Scanners

Outro fator que chama a atenção são os inquestionáveis méritos técnicos. Estamos falando de maquiagem e efeitos em cenas que cabeças explodem. Tinha tudo para ser ridículo e/ou infantil, mas não é. Há vários momentos memoráveis que exemplificam o porquê de Scanners ter virado uma referência para os apreciadores de filme pouco convencionais. A aparição do vilão Darryl Revok (Michael Ironside), por exemplo, merece uma citação – entrada triunfal. Ironside é um ator de segundo escalão em Hollywood, mas com muito carisma está um passo a frente dos protagonistas. Ele é daquele tipo que você até lembra os filmes anteriores, mas não sabe o nome. Em Scanners, está em um dos seus melhores momentos com certeza!
O problema é que apesar da sofisticação técnica, o filme se conduz por um fio de trama que, em pleno século XXI e com uma cultura que não teme em se repetir, parece bem mais desinteressante. Telepata scanner boboca, Cameron Vale (Stephen Lack), é treinado por uma grande corporação para caçar scanner que prega a supremacia dessa “espécie” humana. Parece coisa de história em quadrinho manjada como X-men. De resto, as reviravoltas comuns do roteiro: ligações “inesperadas” entre os personagens e perrengas mal-resolvidas do passado. Você já viu isso antes, mas em 1981 isso era inovação. Pode acreditar!

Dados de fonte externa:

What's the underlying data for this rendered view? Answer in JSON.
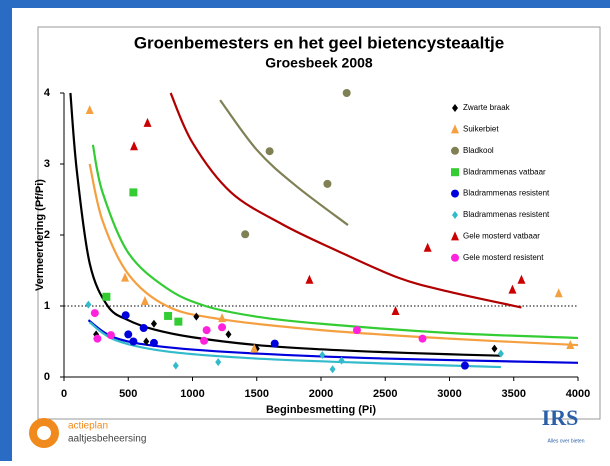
{
  "chart_data": {
    "type": "scatter",
    "title": "Groenbemesters en het geel bietencysteaaltje",
    "subtitle": "Groesbeek 2008",
    "x_label": "Beginbesmetting (Pi)",
    "y_label": "Vermeerdering (Pf/Pi)",
    "xlim": [
      0,
      4000
    ],
    "xticks": [
      0,
      500,
      1000,
      1500,
      2000,
      2500,
      3000,
      3500,
      4000
    ],
    "ylim": [
      0,
      4
    ],
    "yticks": [
      0,
      1,
      2,
      3,
      4
    ],
    "hline": 1,
    "series": [
      {
        "name": "Zwarte braak",
        "color": "#000000",
        "marker": "diamond",
        "x": [
          250,
          640,
          700,
          1030,
          1280,
          1500,
          3350
        ],
        "values": [
          0.6,
          0.5,
          0.75,
          0.85,
          0.6,
          0.4,
          0.4
        ]
      },
      {
        "name": "Suikerbiet",
        "color": "#f5a040",
        "marker": "triangle",
        "x": [
          200,
          475,
          630,
          1230,
          1480,
          3850,
          3940
        ],
        "values": [
          3.76,
          1.4,
          1.07,
          0.83,
          0.4,
          1.18,
          0.45
        ]
      },
      {
        "name": "Bladkool",
        "color": "#808055",
        "marker": "circle",
        "x": [
          2200,
          1600,
          2050,
          1410
        ],
        "values": [
          4.0,
          3.18,
          2.72,
          2.01
        ]
      },
      {
        "name": "Bladrammenas vatbaar",
        "color": "#33cc33",
        "marker": "square",
        "x": [
          330,
          540,
          810,
          890
        ],
        "values": [
          1.13,
          2.6,
          0.86,
          0.78
        ]
      },
      {
        "name": "Bladrammenas resistent",
        "color": "#0000dd",
        "marker": "circle",
        "x": [
          480,
          500,
          540,
          620,
          700,
          1640,
          3120
        ],
        "values": [
          0.87,
          0.6,
          0.5,
          0.69,
          0.48,
          0.47,
          0.16
        ]
      },
      {
        "name": "Bladrammenas resistent",
        "color": "#33bbcc",
        "marker": "diamond",
        "x": [
          190,
          870,
          1200,
          2010,
          2090,
          2160,
          3400
        ],
        "values": [
          1.02,
          0.16,
          0.21,
          0.31,
          0.11,
          0.23,
          0.33
        ]
      },
      {
        "name": "Gele mosterd vatbaar",
        "color": "#cc0000",
        "marker": "triangle",
        "x": [
          545,
          650,
          1910,
          2580,
          2830,
          3490,
          3560
        ],
        "values": [
          3.25,
          3.58,
          1.37,
          0.93,
          1.82,
          1.23,
          1.37
        ]
      },
      {
        "name": "Gele mosterd resistent",
        "color": "#ff22dd",
        "marker": "circle",
        "x": [
          240,
          260,
          365,
          1090,
          1110,
          1230,
          2280,
          2790
        ],
        "values": [
          0.9,
          0.54,
          0.59,
          0.51,
          0.66,
          0.7,
          0.66,
          0.54
        ]
      }
    ],
    "curves": [
      {
        "color": "#000000",
        "x": [
          50,
          100,
          200,
          340,
          500,
          700,
          1000,
          1500,
          2000,
          2500,
          3000,
          3400
        ],
        "values": [
          4,
          2.9,
          1.6,
          1.0,
          0.8,
          0.67,
          0.56,
          0.45,
          0.39,
          0.35,
          0.32,
          0.3
        ]
      },
      {
        "color": "#f5a040",
        "x": [
          200,
          300,
          500,
          800,
          1200,
          2000,
          3000,
          4000
        ],
        "values": [
          3.0,
          2.2,
          1.45,
          1.0,
          0.82,
          0.66,
          0.54,
          0.45
        ]
      },
      {
        "color": "#33cc33",
        "x": [
          225,
          300,
          500,
          800,
          1100,
          1500,
          2000,
          3000,
          4000
        ],
        "values": [
          3.27,
          2.6,
          1.75,
          1.25,
          1.0,
          0.85,
          0.75,
          0.62,
          0.55
        ]
      },
      {
        "color": "#b00000",
        "x": [
          830,
          1000,
          1300,
          1700,
          2100,
          2600,
          3000,
          3560
        ],
        "values": [
          4,
          3.3,
          2.6,
          2.15,
          1.8,
          1.4,
          1.2,
          0.98
        ]
      },
      {
        "color": "#808055",
        "x": [
          1215,
          1500,
          1800,
          2210
        ],
        "values": [
          3.9,
          3.2,
          2.7,
          2.14
        ]
      },
      {
        "color": "#0000dd",
        "x": [
          190,
          400,
          800,
          1500,
          2500,
          4000
        ],
        "values": [
          0.8,
          0.55,
          0.42,
          0.33,
          0.26,
          0.2
        ]
      },
      {
        "color": "#33bbcc",
        "x": [
          200,
          400,
          800,
          1500,
          2500,
          3400
        ],
        "values": [
          0.77,
          0.52,
          0.36,
          0.26,
          0.19,
          0.14
        ]
      }
    ]
  },
  "slide": {
    "logo_left": [
      "actieplan",
      "aaltjesbeheersing"
    ],
    "logo_right": "IRS",
    "logo_right_sub": "Alles over bieten"
  }
}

Ainda na posição de advogado do diabo, outras seqüências merecem desagravo. Há, por exemplo, uma cena em que o herói se disfarça de funcionário de uma empresa farmacêutica para uma investigação. Isso é a cara do James Bond. Vaias para Cronenberg. Nove meses trabalhando e deixa passar isso. Outra cena de doer é a patética reviravolta que antecede o clímax. Este, por sua vez, é muito bem realizado. Só mais uma - o caso sem sal do fraco protagonista com a bela Kim Obrist (Jennifer O’Neill) é sofrível. Detalhe: a moça é brasileira, isso mesmo, carioca da gema. Sei lá se isso pode servir de orgulho pra alguém, mas, ao menos, ela é boa atriz, além de ser bonita e muito charmosa.
Apesar dos pontos fracos, Scanners vale pelos efeitos visuais deslumbrantes e cenas memoráveis. A perseguição ao furgão é um dos pontos altos, além do duelo final. Só consigo lembrar de supercine. Na minha época, a sessão de sábado à noite era dedicada a policiais violentos com Burt Reynolds e afins e bons suspenses. Não eram tramas bobocas de adultério feitas para a televisão, como acontece hoje em dia. Um pouco de saudosismo não faz mal a ninguém.
Além do mais, o filme é a cara do seu realizador. O clima frio, incômodo... Trilha sonora datada... O artista plástico scanner e suas bizarras instalações... Tudo remete ao tom desesperado e perturbador de um Cronenberg ainda não totalmente maduro. Lembra mais Enraivecida e Videodrome nos acertos e também nos erros. Ignore as continuações e até a promessa de um remake, pois o melhor é mesmo o original. O cineasta evoluiu e muito, mas é fato que Scanners virou referência. Apesar dos contras, ainda vale a pena saber o motivo de tanta badalação!
Ponto Alto: O confronto com um mestre de ioga, que controla os batimentos cardíacos, é deliciosamente kitsch.
Ponto Baixo: Stephen Lack não tem um pingo de carisma.